Ernest Gellner's encounter with Soviet etnografiia was an important episode in his academic career, but the place of this episode in his overall work is not properly understood. Lessnoff, and Hall and Jarvie chose not to include his fairly voluminous writings on the topic in their analyses of respectively Gellner's modernity studies and Gellner's social philosophy. This is certainly regrettable, because Gellner's choice to study Soviet Marxism and interesting trends within Soviet etnografiia were an integral part of his quest to understand and explain modernity and modern social thought. The result of ignoring or avoiding this episode is that our understanding of Gellner's complexity remains incomplete. The exception seems to be the article by Berelowitch, who clearly understood that etnos was not equal to Anglo-Saxon ‘ethnicity’ and that reified etnos might just be another manifestation of the real concreteness of socio-economic formations à la Semionov (Berelowitch 1998).

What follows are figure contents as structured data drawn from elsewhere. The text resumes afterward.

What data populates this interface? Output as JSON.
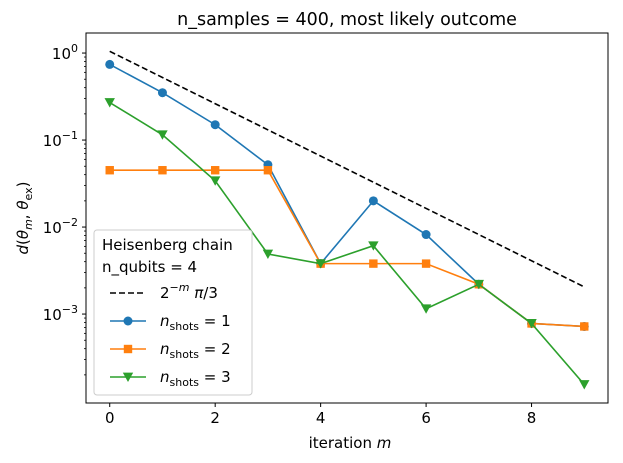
{
  "chart_data": {
    "type": "line",
    "title": "n_samples = 400, most likely outcome",
    "xlabel": "iteration m",
    "ylabel": "d(θm, θex)",
    "xlim": [
      -0.45,
      9.45
    ],
    "ylim": [
      9.5e-05,
      1.7
    ],
    "yscale": "log",
    "grid": false,
    "legend_position": "lower left",
    "legend_title": [
      "Heisenberg chain",
      "n_qubits = 4"
    ],
    "x_ticks": [
      {
        "value": 0,
        "label": "0"
      },
      {
        "value": 2,
        "label": "2"
      },
      {
        "value": 4,
        "label": "4"
      },
      {
        "value": 6,
        "label": "6"
      },
      {
        "value": 8,
        "label": "8"
      }
    ],
    "y_ticks": [
      {
        "value": 1,
        "label_base": "10",
        "label_exp": "0"
      },
      {
        "value": 0.1,
        "label_base": "10",
        "label_exp": "−1"
      },
      {
        "value": 0.01,
        "label_base": "10",
        "label_exp": "−2"
      },
      {
        "value": 0.001,
        "label_base": "10",
        "label_exp": "−3"
      }
    ],
    "x": [
      0,
      1,
      2,
      3,
      4,
      5,
      6,
      7,
      8,
      9
    ],
    "series": [
      {
        "name": "2^−m π/3",
        "color": "#000000",
        "dashed": true,
        "marker": "none",
        "x": [
          0,
          9
        ],
        "values": [
          1.047,
          0.00205
        ]
      },
      {
        "name": "n_shots = 1",
        "color": "#1f77b4",
        "marker": "circle",
        "values": [
          0.74,
          0.35,
          0.15,
          0.052,
          0.0038,
          0.02,
          0.0082,
          0.0022,
          0.00078,
          0.00072
        ]
      },
      {
        "name": "n_shots = 2",
        "color": "#ff7f0e",
        "marker": "square",
        "values": [
          0.045,
          0.045,
          0.045,
          0.045,
          0.0038,
          0.0038,
          0.0038,
          0.0022,
          0.00078,
          0.00072
        ]
      },
      {
        "name": "n_shots = 3",
        "color": "#2ca02c",
        "marker": "triangle-down",
        "values": [
          0.27,
          0.115,
          0.034,
          0.0049,
          0.0038,
          0.0061,
          0.00115,
          0.0022,
          0.00078,
          0.000155
        ]
      }
    ]
  }
}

On the other hand we should not overestimate the importance of Gellner's encounter with ‘the Soviet’. His deep interest and sometimes even enthusiasm when dealing with Soviet Marxist thought was in no small measure inspired by his own idiosyncracies, namely his passion for things doctrinal and quasi-theological, and his quest to find some cracks in the Marxist monolith. There is a whole corpus of writing about the politics and culture of Czechoslovakia and Central Europe which, quite apart from his work on Soviet academia, testifies to these obsessions. The other reason why there is a definite limit to the importance of Gellner's writing about etnografiia and Soviet Marxism is his swift shift away from these dry theoretical preoccupations towards his authentic post-1989 fascination with civil society, nationalism, and ethnic wars in the ‘third and fourth time zones’ of nationalism, i. e. Central and Eastern Europe. After all, Gellner's analyses of nationalism and its role within modernity were in effect corroborated by these revolutionary changes while his work on Soviet Marxism and Soviet etnografiia had little or no resonance for the contemporary world.

NOTES

1 This article is a revised contribution to the panel XVIII “The Intellectual Legacy of Ernest Gellner” of the Second International Conference Hierarchy and Power in the History of Civilizations, St. Petersburg, 4-7 July 2002. I am grateful to Dawn Hammond, Patrick Heady and Chris Hann for their kind corrections of my English. The author acknowledges the financial supper of the Grant Agency of the Academy of Sciences of the Czech Republic, grant A8111001.